You never caused me pain before, why are you doing it now? Neither in Kigali among false brothers, nor in Arusha among wounded wild animals did you let me down! Indeed, we will never really understand. Now the fatal cloud has carried you away and my heart is too surprised to understand this unexpected departure.

Are there really words to express the loss of a friend, a brother, a fellow traveller in life’s journey like Ephrem? Probably not, unless it is possible to draw them from the depths of this sincere soul, this alert spirit, this pure heart full of love and closed to the narrowmindedness of his time mired in hatred and discord.

Indeed, how many clichés, barriers and prejudices have his smile and his eternal NO brought effortlessly down, without him knowing or doing it to please, so spontaneous has he always been.

When we met in 1991 at Radio Rwanda, the preserve of the Hutu regime [under the late former president Juvénal Habyarimana], he was the only one who had maintained a spirit of kinship to warn me from time to time of the dangers that lurked, including in journalistic reports that could be traps. He saw me and others who were blacklisted [at a time when Tutsis and moderate Hutus were being sidelined] as his fellow mankind - a togetherness that helped him make a difference in the midst of the turmoil and inhumanity of 1994.

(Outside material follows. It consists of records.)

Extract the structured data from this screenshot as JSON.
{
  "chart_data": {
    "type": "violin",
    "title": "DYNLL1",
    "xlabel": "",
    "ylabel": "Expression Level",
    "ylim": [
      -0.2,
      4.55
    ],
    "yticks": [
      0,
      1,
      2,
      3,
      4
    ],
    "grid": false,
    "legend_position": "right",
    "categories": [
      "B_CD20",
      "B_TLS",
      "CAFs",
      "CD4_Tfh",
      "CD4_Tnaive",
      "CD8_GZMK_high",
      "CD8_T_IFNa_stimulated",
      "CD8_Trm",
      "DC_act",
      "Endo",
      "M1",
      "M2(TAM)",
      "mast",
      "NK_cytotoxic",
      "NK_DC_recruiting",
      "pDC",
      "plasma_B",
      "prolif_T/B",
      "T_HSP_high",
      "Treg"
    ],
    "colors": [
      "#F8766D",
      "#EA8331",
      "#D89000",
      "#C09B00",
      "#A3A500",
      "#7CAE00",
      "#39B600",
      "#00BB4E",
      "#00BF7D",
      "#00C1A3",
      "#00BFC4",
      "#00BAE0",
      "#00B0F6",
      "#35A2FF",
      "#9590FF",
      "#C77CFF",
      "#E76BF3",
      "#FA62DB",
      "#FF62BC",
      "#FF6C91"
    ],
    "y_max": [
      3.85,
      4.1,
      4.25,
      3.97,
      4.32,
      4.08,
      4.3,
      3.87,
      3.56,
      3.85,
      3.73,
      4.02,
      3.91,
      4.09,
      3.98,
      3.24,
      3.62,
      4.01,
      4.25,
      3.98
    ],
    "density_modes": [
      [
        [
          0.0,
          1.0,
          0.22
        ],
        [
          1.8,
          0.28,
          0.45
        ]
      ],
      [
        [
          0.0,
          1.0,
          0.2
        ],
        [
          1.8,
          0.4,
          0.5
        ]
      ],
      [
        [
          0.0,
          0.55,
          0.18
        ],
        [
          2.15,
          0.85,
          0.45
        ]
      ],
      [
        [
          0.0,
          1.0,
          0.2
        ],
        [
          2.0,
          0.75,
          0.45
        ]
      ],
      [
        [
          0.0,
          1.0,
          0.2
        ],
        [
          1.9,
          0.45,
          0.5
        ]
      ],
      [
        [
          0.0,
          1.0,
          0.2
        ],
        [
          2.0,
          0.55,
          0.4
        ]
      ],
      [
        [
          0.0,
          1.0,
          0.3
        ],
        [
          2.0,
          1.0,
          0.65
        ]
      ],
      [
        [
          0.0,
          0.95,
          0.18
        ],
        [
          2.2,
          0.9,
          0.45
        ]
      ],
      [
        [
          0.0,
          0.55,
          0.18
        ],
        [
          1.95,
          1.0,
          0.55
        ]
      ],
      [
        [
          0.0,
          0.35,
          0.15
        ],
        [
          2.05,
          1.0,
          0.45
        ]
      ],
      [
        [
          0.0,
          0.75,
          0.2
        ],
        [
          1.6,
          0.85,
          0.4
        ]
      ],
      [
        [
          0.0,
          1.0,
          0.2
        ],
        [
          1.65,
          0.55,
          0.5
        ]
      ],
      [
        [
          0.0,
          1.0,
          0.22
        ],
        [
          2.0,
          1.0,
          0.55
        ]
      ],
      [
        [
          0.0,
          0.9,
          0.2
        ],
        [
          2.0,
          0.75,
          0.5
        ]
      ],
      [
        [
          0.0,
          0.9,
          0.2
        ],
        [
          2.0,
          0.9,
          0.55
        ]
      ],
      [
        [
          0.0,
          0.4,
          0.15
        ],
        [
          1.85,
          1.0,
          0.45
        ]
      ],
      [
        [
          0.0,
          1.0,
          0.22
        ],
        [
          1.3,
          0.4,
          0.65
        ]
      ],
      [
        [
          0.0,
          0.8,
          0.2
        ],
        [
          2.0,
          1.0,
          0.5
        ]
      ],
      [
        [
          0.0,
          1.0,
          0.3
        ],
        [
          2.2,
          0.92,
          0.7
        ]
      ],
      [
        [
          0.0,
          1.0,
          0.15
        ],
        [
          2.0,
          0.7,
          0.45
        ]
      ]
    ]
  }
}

When I saw him again on his return from exile, this written part of his life argued, more than our testimonies, for trust and reintegration at a time when most of his colleagues had fled and not returned, pursued by “the eye of Cain” of vengeance and guilt.

If for Jean-Paul Sartre "to choose is to die", Ephrem's choices have shown that "to choose is to live", eternally through the history written in the ink of his life, through his humour, his intelligence. Choices, a sort of umbilical cord that links him to his children Diane, Rémy and Nancy and to the family of Fondation Hirondelle, which he has so enlightened with his wisdom, his stance, his humanism and above all his professionalism.

May his star continue to shine for those who need to learn, understand and love. Good people don't die, they slip away to see what we do with their gift of themselves.

So Ephrem, rest in peace, beloved brother, you have worked hard!